Part of a series of presentations at the Boulder Valley Real Estate Conference held at the University of Colorado Tuesday, November 15th, Realtor D.B. Wilson began the morning with an insight into the residential market predicting that both inventory and the time a home is on the market will both increase modestly in 2017.

Fueled by both historically low interest rates and low unemployment, inventory is at its “lowest in 16 years,” Wilson said. As a result, Colorado ranks number 3 in the country for home price appreciation, almost double the national average of 5.6 percent.

Despite double digit home value appreciation on 2016, Wilson stated that lack of inventory negatively impacted sales in 2016 and that this trend should ease somewhat in 2017.
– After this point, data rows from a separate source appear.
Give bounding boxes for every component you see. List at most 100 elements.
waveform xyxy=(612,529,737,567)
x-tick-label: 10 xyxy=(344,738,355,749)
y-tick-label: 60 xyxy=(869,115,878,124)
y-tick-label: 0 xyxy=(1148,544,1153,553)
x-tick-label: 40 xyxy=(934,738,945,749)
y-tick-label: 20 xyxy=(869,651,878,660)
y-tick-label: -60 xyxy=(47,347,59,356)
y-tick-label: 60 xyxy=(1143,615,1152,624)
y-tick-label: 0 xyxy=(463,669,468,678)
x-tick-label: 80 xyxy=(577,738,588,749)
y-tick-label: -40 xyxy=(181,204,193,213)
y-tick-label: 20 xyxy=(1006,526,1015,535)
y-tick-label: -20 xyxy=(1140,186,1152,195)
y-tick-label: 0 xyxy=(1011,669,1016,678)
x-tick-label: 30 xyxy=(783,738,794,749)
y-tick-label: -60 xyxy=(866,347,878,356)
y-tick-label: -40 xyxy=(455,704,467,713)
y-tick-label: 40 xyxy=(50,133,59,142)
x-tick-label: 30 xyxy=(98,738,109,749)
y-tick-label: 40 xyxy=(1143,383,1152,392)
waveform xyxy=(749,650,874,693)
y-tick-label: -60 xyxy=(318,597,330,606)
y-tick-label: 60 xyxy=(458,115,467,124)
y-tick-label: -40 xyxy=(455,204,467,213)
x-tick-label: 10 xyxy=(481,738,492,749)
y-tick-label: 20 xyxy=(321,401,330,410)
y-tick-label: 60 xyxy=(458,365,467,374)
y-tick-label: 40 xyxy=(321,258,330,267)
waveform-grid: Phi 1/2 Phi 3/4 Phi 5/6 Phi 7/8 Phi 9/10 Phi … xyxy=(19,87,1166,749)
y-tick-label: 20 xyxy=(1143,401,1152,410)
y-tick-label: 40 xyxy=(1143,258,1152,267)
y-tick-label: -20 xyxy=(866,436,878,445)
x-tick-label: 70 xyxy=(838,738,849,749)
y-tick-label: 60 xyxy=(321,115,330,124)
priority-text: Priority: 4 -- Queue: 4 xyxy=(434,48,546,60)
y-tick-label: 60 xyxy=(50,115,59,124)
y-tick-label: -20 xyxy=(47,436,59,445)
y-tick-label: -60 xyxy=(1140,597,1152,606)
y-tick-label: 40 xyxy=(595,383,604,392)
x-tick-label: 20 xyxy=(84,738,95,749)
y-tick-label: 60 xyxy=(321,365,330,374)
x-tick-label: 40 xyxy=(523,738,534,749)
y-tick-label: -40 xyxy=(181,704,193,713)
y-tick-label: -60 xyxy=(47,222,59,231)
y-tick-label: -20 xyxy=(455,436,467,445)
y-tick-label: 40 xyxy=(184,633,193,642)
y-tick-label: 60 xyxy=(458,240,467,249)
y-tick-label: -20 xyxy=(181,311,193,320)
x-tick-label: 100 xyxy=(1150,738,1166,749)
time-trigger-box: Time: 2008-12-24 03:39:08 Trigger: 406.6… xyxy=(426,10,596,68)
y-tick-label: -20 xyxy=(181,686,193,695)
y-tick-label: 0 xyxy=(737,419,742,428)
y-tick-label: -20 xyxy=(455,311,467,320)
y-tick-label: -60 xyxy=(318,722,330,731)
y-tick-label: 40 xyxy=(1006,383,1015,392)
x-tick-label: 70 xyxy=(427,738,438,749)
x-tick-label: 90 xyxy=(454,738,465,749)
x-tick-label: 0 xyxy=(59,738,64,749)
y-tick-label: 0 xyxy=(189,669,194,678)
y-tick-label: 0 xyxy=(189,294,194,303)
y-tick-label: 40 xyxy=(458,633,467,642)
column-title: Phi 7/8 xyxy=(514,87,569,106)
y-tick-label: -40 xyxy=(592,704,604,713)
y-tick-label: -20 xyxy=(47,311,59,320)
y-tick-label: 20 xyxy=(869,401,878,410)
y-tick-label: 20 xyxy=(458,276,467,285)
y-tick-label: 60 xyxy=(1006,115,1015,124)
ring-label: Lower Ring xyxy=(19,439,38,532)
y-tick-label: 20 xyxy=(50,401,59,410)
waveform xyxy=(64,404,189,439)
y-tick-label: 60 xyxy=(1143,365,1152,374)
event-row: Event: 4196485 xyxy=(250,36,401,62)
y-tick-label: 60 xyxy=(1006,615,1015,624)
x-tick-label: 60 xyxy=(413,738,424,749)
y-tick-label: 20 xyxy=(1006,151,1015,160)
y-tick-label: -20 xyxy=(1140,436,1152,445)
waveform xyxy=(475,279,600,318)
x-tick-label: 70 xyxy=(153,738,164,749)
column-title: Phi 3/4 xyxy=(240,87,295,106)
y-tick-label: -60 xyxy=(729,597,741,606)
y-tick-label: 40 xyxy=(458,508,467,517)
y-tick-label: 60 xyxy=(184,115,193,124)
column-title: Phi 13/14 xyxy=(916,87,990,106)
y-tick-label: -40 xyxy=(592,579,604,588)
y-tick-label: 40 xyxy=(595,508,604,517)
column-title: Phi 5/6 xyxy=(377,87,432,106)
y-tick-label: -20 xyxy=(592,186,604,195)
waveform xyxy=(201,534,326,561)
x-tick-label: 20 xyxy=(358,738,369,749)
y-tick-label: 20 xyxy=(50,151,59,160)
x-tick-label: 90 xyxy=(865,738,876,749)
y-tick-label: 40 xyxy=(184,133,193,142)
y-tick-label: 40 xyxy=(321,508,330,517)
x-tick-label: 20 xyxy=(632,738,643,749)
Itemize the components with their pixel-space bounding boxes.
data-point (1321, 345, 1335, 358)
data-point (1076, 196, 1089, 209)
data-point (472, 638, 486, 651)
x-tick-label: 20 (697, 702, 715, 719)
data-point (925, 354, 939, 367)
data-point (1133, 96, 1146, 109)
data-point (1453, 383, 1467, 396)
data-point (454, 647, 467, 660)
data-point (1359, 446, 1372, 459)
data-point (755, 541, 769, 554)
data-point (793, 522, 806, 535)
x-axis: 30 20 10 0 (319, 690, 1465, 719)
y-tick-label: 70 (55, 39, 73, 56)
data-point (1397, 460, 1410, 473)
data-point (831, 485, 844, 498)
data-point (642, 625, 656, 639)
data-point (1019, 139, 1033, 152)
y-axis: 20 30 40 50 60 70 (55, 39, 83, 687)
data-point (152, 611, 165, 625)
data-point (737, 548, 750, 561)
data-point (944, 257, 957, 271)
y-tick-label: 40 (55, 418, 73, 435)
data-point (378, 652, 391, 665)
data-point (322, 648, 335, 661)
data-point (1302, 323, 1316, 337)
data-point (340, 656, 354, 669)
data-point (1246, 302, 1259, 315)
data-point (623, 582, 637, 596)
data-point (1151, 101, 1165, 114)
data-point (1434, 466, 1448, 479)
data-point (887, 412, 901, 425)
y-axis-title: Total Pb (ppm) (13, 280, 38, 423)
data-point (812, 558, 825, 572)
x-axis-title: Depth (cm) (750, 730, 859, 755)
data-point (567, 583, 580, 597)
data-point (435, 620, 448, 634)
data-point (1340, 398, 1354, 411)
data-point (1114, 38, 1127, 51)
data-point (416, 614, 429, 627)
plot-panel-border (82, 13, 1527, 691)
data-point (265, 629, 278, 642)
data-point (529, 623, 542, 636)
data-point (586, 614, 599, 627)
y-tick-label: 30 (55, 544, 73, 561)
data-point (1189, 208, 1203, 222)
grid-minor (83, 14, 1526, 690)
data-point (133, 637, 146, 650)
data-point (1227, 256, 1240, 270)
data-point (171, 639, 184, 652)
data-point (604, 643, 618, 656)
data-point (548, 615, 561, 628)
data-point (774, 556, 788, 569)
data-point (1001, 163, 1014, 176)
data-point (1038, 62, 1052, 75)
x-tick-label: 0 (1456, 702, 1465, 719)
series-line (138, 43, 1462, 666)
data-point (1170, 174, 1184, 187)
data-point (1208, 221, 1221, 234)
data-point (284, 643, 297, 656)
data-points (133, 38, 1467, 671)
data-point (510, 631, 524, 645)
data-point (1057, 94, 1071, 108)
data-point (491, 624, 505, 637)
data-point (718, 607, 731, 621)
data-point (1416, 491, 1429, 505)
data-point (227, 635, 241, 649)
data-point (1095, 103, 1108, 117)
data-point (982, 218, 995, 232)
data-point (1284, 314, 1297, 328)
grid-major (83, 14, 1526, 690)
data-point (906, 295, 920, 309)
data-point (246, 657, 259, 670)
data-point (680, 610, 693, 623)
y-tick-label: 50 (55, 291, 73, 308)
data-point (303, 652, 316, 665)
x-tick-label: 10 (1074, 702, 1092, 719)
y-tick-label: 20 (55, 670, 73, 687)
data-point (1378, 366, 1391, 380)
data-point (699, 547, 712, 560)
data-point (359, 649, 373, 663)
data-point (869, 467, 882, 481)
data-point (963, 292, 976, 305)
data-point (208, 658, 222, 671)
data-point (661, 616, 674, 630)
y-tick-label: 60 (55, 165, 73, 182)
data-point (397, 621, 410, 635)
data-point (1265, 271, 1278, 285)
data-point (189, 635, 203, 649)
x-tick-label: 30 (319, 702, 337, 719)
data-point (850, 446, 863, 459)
Due to a combination of demand from new incoming residents and the current construction defects law, new construction will likely be focused on town-homes and condominiums, Wilson reported. There is however no low-end price relief in sight, as many of these new projects are higher spec leaving still greater demand for affordable housing throughout the Boulder Valley, a topic addressed later during the conference.

In his predictions for 2017, Wilson anticipates area home price appreciation between 9-11 percent (including Broomfield) which will remain some the highest growth in the country.

Commercial Real Estate

Reporting on commercial real estate trends, Angela Topel with Gibbons-White Inc., remarked on the number of cranes visible throughout the Boulder Valley, indicative of the current growth trend. She did however warn that there might be a market correction in 2017/18 due to the unprecedented growth seen thus far although she did not elucidate.

Offering some predictions for the next quarter, Topel said there will be about 1.3 million square feet of leasable office, retail and industrial space in Boulder, including space currently under construction.

Comparing office vacancy rates around the Boulder Valley, we are just under 10 percent in Broomfield, compared to 9 percent in Longmont, and roughly 6 percent in Louisville and Lafayette. Interestingly, Boulder is reported to be at about 7 percent citywide however, the vacancy rate is closer to between 11-13 percent when sublease space is taken into consideration.